# Wiring is Fixed!! Now more problems



## hesborn2fly (Oct 20, 2008)

Well I got the wiring straigtened out and I'm getting a good strong spark. I've got the hood sat on with the fuel hooked up. Now this is the first start attemp after a total overhaul. When I crank it sounds like it is sort of firing and there is fuel getting to carb. It is puffing and popping hear and there. The manifold is getting warm but it absolutely will not start. I thought maybe it was flooded but it doesnt seem to be. I have no idea what to try next. This is not a good feeling after totally overhauling this thing.

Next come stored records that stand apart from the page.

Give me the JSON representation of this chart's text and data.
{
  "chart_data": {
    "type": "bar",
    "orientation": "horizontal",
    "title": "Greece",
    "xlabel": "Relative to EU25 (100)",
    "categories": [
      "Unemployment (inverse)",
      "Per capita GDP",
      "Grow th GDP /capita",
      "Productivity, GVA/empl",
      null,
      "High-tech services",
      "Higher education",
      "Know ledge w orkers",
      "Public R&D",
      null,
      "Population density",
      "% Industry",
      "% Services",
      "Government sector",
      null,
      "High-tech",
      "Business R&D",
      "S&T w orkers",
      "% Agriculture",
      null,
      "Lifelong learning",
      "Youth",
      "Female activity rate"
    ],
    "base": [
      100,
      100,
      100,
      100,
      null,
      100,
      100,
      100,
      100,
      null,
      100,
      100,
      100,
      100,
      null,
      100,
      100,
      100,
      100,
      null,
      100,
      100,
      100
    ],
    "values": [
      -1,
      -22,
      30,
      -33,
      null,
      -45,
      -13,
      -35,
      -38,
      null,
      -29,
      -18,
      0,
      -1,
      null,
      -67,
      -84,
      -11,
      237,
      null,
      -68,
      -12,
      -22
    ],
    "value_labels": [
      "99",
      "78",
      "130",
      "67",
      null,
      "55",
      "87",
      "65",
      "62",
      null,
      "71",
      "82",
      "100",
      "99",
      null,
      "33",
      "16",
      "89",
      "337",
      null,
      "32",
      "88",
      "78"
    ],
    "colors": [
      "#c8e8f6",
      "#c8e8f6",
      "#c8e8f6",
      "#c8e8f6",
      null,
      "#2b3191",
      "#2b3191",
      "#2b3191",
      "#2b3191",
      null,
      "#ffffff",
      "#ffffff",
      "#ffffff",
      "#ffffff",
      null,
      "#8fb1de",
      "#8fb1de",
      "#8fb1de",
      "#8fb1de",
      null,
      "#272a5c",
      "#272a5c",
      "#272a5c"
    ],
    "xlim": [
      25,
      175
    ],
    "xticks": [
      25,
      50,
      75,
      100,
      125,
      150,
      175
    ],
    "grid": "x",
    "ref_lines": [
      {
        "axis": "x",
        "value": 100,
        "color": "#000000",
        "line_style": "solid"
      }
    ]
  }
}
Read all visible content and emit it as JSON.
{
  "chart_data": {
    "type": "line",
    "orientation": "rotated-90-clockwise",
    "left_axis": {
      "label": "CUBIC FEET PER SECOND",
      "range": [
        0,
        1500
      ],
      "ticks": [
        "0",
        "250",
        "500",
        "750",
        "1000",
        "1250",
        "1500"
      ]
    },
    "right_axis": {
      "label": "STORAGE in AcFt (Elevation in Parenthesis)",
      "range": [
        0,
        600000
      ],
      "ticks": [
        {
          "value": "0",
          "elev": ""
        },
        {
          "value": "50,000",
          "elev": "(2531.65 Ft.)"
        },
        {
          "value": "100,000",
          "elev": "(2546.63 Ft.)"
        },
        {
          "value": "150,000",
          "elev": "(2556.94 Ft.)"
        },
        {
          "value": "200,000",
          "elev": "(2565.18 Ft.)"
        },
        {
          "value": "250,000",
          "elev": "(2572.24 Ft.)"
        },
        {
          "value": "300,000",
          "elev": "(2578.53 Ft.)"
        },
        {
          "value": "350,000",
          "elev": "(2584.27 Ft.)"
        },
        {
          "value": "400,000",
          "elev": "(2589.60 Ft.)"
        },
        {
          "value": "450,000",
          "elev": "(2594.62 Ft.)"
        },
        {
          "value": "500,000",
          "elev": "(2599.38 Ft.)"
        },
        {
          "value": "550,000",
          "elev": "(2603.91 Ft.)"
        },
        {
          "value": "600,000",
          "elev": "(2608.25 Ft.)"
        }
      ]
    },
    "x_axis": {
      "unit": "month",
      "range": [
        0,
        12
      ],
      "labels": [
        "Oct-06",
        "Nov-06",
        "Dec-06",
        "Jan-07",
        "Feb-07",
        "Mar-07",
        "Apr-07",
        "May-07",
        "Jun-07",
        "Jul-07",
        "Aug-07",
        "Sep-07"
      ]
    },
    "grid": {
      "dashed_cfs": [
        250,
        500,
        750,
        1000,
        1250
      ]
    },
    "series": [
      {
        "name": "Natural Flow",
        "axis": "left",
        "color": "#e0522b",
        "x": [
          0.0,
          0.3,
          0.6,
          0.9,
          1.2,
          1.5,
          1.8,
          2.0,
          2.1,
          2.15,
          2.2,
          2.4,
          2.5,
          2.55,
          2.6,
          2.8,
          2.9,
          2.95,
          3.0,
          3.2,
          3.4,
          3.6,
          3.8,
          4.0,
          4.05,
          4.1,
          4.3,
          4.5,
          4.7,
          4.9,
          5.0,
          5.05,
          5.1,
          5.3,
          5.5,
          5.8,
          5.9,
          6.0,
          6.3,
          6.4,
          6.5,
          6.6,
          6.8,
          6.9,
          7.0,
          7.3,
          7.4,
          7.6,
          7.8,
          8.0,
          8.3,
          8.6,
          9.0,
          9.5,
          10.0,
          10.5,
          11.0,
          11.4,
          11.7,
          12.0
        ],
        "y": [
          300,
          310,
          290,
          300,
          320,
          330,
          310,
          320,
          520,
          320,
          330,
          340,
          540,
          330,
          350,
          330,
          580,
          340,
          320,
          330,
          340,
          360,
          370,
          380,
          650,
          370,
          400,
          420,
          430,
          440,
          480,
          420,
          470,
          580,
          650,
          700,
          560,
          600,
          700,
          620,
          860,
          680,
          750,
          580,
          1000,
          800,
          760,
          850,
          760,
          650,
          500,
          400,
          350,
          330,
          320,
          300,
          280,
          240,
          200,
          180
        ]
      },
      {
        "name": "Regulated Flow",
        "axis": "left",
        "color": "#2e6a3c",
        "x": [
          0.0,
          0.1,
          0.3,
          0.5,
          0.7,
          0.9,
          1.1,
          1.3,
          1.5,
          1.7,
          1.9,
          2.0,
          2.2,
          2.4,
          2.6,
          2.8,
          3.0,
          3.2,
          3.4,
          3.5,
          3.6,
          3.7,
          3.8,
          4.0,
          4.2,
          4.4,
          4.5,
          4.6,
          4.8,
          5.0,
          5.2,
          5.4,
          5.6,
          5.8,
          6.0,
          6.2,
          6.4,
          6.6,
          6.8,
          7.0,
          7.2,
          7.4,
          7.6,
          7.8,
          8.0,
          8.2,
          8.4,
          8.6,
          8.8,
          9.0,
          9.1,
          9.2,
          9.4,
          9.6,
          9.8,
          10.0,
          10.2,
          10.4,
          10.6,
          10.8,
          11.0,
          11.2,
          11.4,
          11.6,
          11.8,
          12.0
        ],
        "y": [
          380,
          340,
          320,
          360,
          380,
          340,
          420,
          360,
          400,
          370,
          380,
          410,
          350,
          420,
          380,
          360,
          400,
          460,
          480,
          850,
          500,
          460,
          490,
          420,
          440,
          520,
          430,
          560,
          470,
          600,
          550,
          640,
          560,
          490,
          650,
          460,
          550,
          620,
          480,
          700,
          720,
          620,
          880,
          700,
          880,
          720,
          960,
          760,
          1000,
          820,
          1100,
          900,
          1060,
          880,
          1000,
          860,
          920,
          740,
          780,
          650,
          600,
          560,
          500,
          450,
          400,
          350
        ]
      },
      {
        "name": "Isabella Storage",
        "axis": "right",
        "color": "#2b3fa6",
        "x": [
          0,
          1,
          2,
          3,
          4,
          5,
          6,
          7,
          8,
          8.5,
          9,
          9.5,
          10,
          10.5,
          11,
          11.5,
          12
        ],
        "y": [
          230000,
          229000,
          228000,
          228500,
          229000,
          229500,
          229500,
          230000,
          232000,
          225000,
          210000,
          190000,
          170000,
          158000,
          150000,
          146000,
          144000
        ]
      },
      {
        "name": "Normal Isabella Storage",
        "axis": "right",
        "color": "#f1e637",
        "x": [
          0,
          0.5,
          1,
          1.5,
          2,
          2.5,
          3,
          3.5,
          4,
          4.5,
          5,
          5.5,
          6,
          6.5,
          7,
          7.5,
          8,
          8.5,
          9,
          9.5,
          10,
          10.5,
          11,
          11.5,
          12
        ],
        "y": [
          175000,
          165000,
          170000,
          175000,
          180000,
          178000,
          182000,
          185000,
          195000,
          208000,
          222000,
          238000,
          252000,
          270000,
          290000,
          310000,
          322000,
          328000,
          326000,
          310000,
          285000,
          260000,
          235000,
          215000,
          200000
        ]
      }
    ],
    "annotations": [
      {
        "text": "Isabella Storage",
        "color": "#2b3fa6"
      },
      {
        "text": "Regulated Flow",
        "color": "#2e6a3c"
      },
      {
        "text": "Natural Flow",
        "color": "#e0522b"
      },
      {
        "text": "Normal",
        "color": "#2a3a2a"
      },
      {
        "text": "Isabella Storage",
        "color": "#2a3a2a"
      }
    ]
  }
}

Any help or idea is appreciated, Thanks, Jason


----------



## dawzie (Oct 2, 2008)

was it a complete rebuild ??

Things needed to make it run
compression
spark
air 
fuel

sounds like it might be a timing thing

are the wires on the correct plugs ?
distrubutor installed right ?
cam timing ?


----------



## hesborn2fly (Oct 20, 2008)

Yep, complete rebuild. The book is somewhat confusing on the timing process for these things, however the plugs are on the right ones, distributer seems to be installed correctly, cam gear and crank gear were lined up like the book said. I am new at this and timing these things is a bit confusing.

Thanks for the help


----------



## dawzie (Oct 2, 2008)

I once rebuilt a small block chevy and could not make that thing run.#[email protected]$: 

Come to find out I assumed the dist. turned one way and it was the other way :duh:


----------



## Live Oak (Dec 22, 2003)

Sounds like the timing may need to be advanced a bit. You will have to try and experiment with different setting and see which works best.


----------



## hesborn2fly (Oct 20, 2008)

I had the machine shop set the cam and do a complete valve job installing all the new valve parts. When I put the crank back in I just aligned the mark on the crank gear to the one on the cam gear. Is there any way that got completely screwed up? If so this could really be a mess. Thanks for the replies


----------



## james66 (Feb 27, 2006)

i would pull number 1 plug bring it up to top dead center take cap off distributer see if it's pointed at number 1 plug if not pull distributer and drop back in to number 1 plug and put cap back on and try and start it ggod luck james


----------



## hesborn2fly (Oct 20, 2008)

Thanks for the help, I wont be able to mess with it till thursday but ill update with what I find.


----------



## MFreund (May 2, 2008)

Make sure when checking # 1 you are coming up on compression stroke not exhaust stroke!!


----------